Bringing It #22: Programs You Should Know About and Books You Should Read
Dear friends,
You may have seen our AAC&U-sponsored email blast, sharing a special offer on BTtoP’s publications. For a limited time, we are making our six books, designed for use by educators, administrators, and higher education professionals, available for free through our partners at AAC&U – you pay shipping costs only. This offer includes bulk orders for those who would like to order multiple copies for distribution to committees, faculty members, students, and/or community members.
Since our first announcement two weeks ago, we’ve gotten more than a thousand orders. We hope that you’ll add your name to that list. We are proud of these books, and we hope that you and your colleagues will find ways to use them. To learn more and to order, please visit here.
Great Colleges Network Institute
In the first days of August, David attended the Summer Institute of the Great Colleges for the New Majority Network (GCNM), hosted this year by Johnson C. Smith University, an HBCU in Charlotte, North Carolina. We’ve mentioned GCNM before: it’s a small-but-mighty network of some of the best adult-serving four-year and completion programs in the U.S. As laid out in its Mission Statement, GCNM is committed to holistic, transformative education for nontraditional undergraduates (and as a result, its member programs boast unusually high levels of student success).
This was the fourth Summer Institute that David has attended. This year was especially exciting for the screening of a remarkable new documentary, Unlikely, which follows the lives of five nontraditional students confronting a higher-ed system in which they are too often marginalized. And it was inspiring to meet graduates of Johnson C. Smith’s adult-serving Metropolitan College, who were eloquent in their praise of Smith’s culture of student-centeredness and care. “Coming here helped me to be me,” one alumna said. “To be a big me. I would not have met me if I hadn’t been a student here.”

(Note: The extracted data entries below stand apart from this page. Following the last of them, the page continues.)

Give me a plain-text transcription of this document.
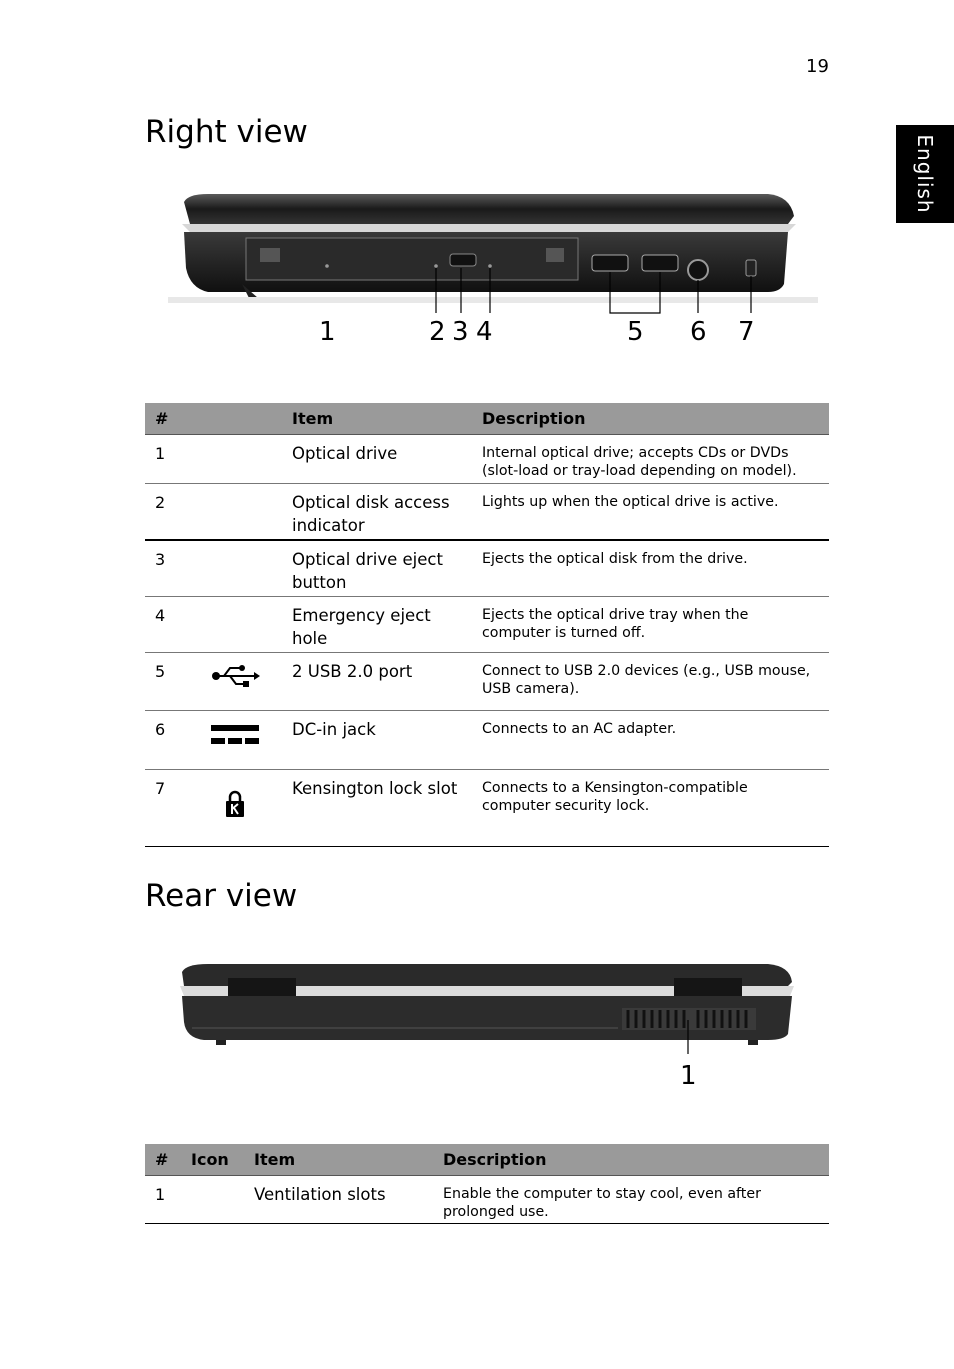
19
English
Right view
1	2 3 4	5 6 7
#		Item	Description
1		Optical drive	Internal optical drive; accepts CDs or DVDs (slot-load or tray-load depending on model).
2		Optical disk access indicator	Lights up when the optical drive is active.
3		Optical drive eject button	Ejects the optical disk from the drive.
4		Emergency eject hole	Ejects the optical drive tray when the computer is turned off.
5		2 USB 2.0 port	Connect to USB 2.0 devices (e.g., USB mouse, USB camera).
6		DC-in jack	Connects to an AC adapter.
7		Kensington lock slot	Connects to a Kensington-compatible computer security lock.
Rear view
1
#	Icon	Item	Description
1		Ventilation slots	Enable the computer to stay cool, even after prolonged use.
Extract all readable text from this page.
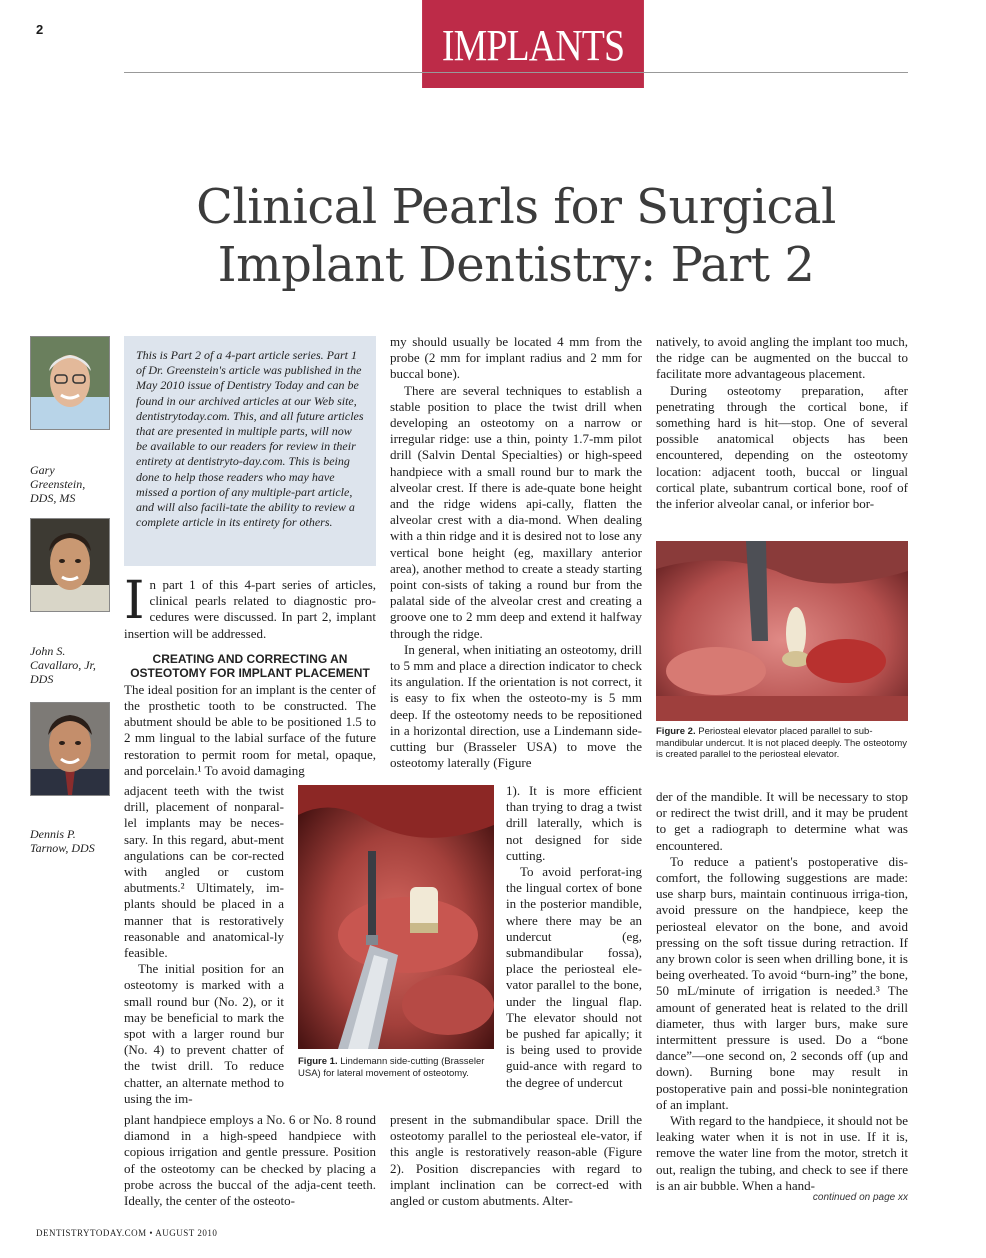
2	IMPLANTS
Clinical Pearls for Surgical
Implant Dentistry: Part 2
Gary
Greenstein,
DDS, MS
John S.
Cavallaro, Jr,
DDS
Dennis P.
Tarnow, DDS
This is Part 2 of a 4-part article series. Part 1 of Dr. Greenstein's article was published in the May 2010 issue of Dentistry Today and can be found in our archived articles at our Web site, dentistrytoday.com. This, and all future articles that are presented in multiple parts, will now be available to our readers for review in their entirety at dentistryto-day.com. This is being done to help those readers who may have missed a portion of any multiple-part article, and will also facili-tate the ability to review a complete article in its entirety for others.

In part 1 of this 4-part series of articles, clinical pearls related to diagnostic pro-cedures were discussed. In part 2, implant insertion will be addressed.

CREATING AND CORRECTING AN
OSTEOTOMY FOR IMPLANT PLACEMENT

The ideal position for an implant is the center of the prosthetic tooth to be constructed. The abutment should be able to be positioned 1.5 to 2 mm lingual to the labial surface of the future restoration to permit room for metal, opaque, and porcelain.¹ To avoid damaging

adjacent teeth with the twist drill, placement of nonparal-lel implants may be neces-sary. In this regard, abut-ment angulations can be cor-rected with angled or custom abutments.² Ultimately, im-plants should be placed in a manner that is restoratively reasonable and anatomical-ly feasible.

The initial position for an osteotomy is marked with a small round bur (No. 2), or it may be beneficial to mark the spot with a larger round bur (No. 4) to prevent chatter of the twist drill. To reduce chatter, an alternate method to using the im-

plant handpiece employs a No. 6 or No. 8 round diamond in a high-speed handpiece with copious irrigation and gentle pressure. Position of the osteotomy can be checked by placing a probe across the buccal of the adja-cent teeth. Ideally, the center of the osteoto-

Figure 1. Lindemann side-cutting (Brasseler USA) for lateral movement of osteotomy.

my should usually be located 4 mm from the probe (2 mm for implant radius and 2 mm for buccal bone).

There are several techniques to establish a stable position to place the twist drill when developing an osteotomy on a narrow or irregular ridge: use a thin, pointy 1.7-mm pilot drill (Salvin Dental Specialties) or high-speed handpiece with a small round bur to mark the alveolar crest. If there is ade-quate bone height and the ridge widens api-cally, flatten the alveolar crest with a dia-mond. When dealing with a thin ridge and it is desired not to lose any vertical bone height (eg, maxillary anterior area), another method to create a steady starting point con-sists of taking a round bur from the palatal side of the alveolar crest and creating a groove one to 2 mm deep and extend it halfway through the ridge.

In general, when initiating an osteotomy, drill to 5 mm and place a direction indicator to check its angulation. If the orientation is not correct, it is easy to fix when the osteoto-my is 5 mm deep. If the osteotomy needs to be repositioned in a horizontal direction, use a Lindemann side-cutting bur (Brasseler USA) to move the osteotomy laterally (Figure

1). It is more efficient than trying to drag a twist drill laterally, which is not designed for side cutting.

To avoid perforat-ing the lingual cortex of bone in the posterior mandible, where there may be an undercut (eg, submandibular fossa), place the periosteal ele-vator parallel to the bone, under the lingual flap. The elevator should not be pushed far apically; it is being used to provide guid-ance with regard to the degree of undercut

present in the submandibular space. Drill the osteotomy parallel to the periosteal ele-vator, if this angle is restoratively reason-able (Figure 2). Position discrepancies with regard to implant inclination can be correct-ed with angled or custom abutments. Alter-

natively, to avoid angling the implant too much, the ridge can be augmented on the buccal to facilitate more advantageous placement.

During osteotomy preparation, after penetrating through the cortical bone, if something hard is hit—stop. One of several possible anatomical objects has been encountered, depending on the osteotomy location: adjacent tooth, buccal or lingual cortical plate, subantrum cortical bone, roof of the inferior alveolar canal, or inferior bor-

Figure 2. Periosteal elevator placed parallel to sub-mandibular undercut. It is not placed deeply. The osteotomy is created parallel to the periosteal elevator.

der of the mandible. It will be necessary to stop or redirect the twist drill, and it may be prudent to get a radiograph to determine what was encountered.

To reduce a patient's postoperative dis-comfort, the following suggestions are made: use sharp burs, maintain continuous irriga-tion, avoid pressure on the handpiece, keep the periosteal elevator on the bone, and avoid pressing on the soft tissue during retraction. If any brown color is seen when drilling bone, it is being overheated. To avoid “burn-ing” the bone, 50 mL/minute of irrigation is needed.³ The amount of generated heat is related to the drill diameter, thus with larger burs, make sure intermittent pressure is used. Do a “bone dance”—one second on, 2 seconds off (up and down). Burning bone may result in postoperative pain and possi-ble nonintegration of an implant.

With regard to the handpiece, it should not be leaking water when it is not in use. If it is, remove the water line from the motor, stretch it out, realign the tubing, and check to see if there is an air bubble. When a hand-

continued on page xx
DENTISTRYTODAY.COM • AUGUST 2010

Such a joy to hear those words.
Learning From Our Friends: The Community Learning Partnership
The Community Learning Partnership (CLP) is a national network focusing solely on the unacceptable shortage of leadership positions held by people of color and people from low-income and working-class backgrounds. CLP brings together community colleges, public universities, and grassroots and youth organizations to design and teach degree and certificate programs. Through coursework and on-the-ground experience, students develop the knowledge and practical skills they’ll need to bring about positive change in public policies and in their communities, especially surrounding the issues of poverty, injustice, and opportunity.
CLP now has 14 programs underway in sites stretching from New York City, Philadelphia, Mississippi, Los Angeles, and San Jose. Over 80 percent of CLP’s students are people of color, over 75 percent from low-income backgrounds – giving them essential life experience and a unique commitment to bringing about positive change in communities like their own.
CLP’s goal is to work with national and regional partners to graduate 5000 “community change agents” by 2023. A key strategy for reaching this goal includes: (1) laying the groundwork for a major federal initiative in 2021, and (2) creating pilots for that initiative in four states where CLP and its local partners are advocating for “Community Building Internships” – providing employment with good pay and benefits, intensive on the job training, and academic courses and credentials to lower-income students who are preparing for careers in community change work.
Both the Great Colleges Network and the Community Learning Partnership underscore the very real support that innovative programs, institutions, and associations are giving to adult, low-income, and other marginalized students. These networks may still be modest in scale, but they point the way to an academy that is fulfilling, more and more, its commitment to equity and empowerment. Bravo.